Wednesday, November 28, 2018

Russian State Historically Separate from Impoverished Population, Yegorov Says


Paul Goble

            Staunton, November 27 – Since even before the Mongol conquest, the Muscovite state has stood separate and apart from the population under its control and despotic toward that population because natural conditions did not allow the people to produce enough to supply the state’s needs and enrich themselves, according to Vladimir Yegorov.

            And that pattern has continued both institutionally and at the level of attitudes with the state viewing its interests as separate from the population and the population infected by “individual passivity, labor apathy and a lack of personal initiative,” the Moscow historian argues.
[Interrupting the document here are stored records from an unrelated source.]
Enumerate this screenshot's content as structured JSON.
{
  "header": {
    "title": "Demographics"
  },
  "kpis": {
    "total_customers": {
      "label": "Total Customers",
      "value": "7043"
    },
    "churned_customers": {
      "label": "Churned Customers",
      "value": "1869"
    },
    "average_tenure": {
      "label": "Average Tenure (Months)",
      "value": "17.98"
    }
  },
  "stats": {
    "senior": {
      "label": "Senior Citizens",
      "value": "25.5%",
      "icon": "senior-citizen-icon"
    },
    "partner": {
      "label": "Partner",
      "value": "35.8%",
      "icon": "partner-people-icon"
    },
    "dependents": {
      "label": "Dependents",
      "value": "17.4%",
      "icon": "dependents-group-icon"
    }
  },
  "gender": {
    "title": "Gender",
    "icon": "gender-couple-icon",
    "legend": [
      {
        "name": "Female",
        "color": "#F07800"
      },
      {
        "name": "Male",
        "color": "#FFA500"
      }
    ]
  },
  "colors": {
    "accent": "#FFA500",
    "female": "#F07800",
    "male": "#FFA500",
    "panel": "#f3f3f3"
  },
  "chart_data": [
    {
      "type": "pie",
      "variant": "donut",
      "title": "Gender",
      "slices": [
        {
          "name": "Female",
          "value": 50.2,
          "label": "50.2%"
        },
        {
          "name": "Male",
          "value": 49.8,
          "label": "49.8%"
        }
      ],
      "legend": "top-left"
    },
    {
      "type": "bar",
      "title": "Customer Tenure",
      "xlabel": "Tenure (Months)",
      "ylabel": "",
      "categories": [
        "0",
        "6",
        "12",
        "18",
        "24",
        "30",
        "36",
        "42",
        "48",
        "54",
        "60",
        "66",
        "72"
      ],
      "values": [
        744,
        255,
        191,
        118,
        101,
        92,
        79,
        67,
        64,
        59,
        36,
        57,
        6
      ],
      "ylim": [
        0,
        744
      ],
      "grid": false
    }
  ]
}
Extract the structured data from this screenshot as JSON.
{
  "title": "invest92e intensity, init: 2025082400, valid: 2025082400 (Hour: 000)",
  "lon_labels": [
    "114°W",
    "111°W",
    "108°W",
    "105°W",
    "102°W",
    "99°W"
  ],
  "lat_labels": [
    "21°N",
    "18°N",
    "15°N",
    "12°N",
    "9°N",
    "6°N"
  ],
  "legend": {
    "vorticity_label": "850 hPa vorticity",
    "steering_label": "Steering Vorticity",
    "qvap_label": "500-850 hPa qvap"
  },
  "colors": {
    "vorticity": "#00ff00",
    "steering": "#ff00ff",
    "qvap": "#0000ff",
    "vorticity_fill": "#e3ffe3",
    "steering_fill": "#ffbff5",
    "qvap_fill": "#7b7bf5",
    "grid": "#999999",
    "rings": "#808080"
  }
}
            (Yegorov makes his case in an article, “Civilizational Preconditions of the Political and Socio-Economic Evolution of Russia” (in Russian), Vestnik Moskovskogo gosudardstvennogo oblastnogo universiteta, 3 (2018) at cyberleninka.ru/article/v/tsivilizatsionnye-predposylki-politicheskoy-i-sotsialno-ekonomicheskoy-evolyutsii-rossii; excerpted by Pavel Pryanikov at ttolk.ru/articles/chto_sformirovalo_russkuyu_gosudarstvennost_otchuzhdenie_vlasti_ot_naroda_i_prirodnaya_bednost).

“The socio-economic and political preconditions of the formation of the ancient Russian state were connected,” Yegorov says, “not with processes taking place within the Slavic community but with external factors.”  Those who emerged as rulers were outsiders interested in controlling the north-south trade routes and extracting resources from the population to do so.

As a result, the Norman rulers “could not bring the Slavs a higher culture or statehood” but instead formed an outsider state which promoted “the synthesis of the arrivals and the aboriginal population, the Slavs and the Finno-Ugrics,” the historian suggests, leaving a situation with two parallel worlds, the increasingly powerful Muscovite state and an impoverished people.

Princelings outside of Moscow could not extract sufficient wealth from the population to supply the center with its needs and build up their own position, he says. As a result, they sank to the level of agents of the center, further dividing the rulers and the ruled.  And that had two fateful and continuing consequences.

On the one hand, “the state from the moment of its appearance significantly distanced itself from the interests” of the population. And on the other, given the absence of social differentiation, reflecting the poverty of the population, “the single basis of the state could only be military” in its essential features, gradually suppressing any autonomous democratism.

The Mongol conquest intensified these processes, further suppressing any social advancement and guaranteeing the victory of the state over society, Yegorov continues.  “The distancing of the princely-druzhiniki power significantly increased,” and the state became increasingly “despotic” and committed to extracting resources from the people.

Had the climatic conditions been better in Russia, the peasantry would have been able to acquire some wealth on its own and that would have allowed regional powers to develop. But as Helene Carriere d’Encausse points out, “nowhere in Europe was agriculture over the centuries so unproductive and insufficient as in Russia, despite the enormous size of the country.”

As a result, Yegorov says, “the main consequences of the Tatar-Mongol conquest became the institutionalization of the centralization of the political system and the formation of the despotic character of state power, the interests of which extended throughout the course of all succeeding history.” The state, not society, in short became central.

These patterns continued, the historian argues, even when the Golden Horde was defeated and the Russian Empire continued. As before, the population was increasingly poor, and the state organized itself to extract from the people as much as it possibly could. Thus, there was less change than many have assumed.

            And those patterns have continued despite all the changes in names of the country or its institutions since that time.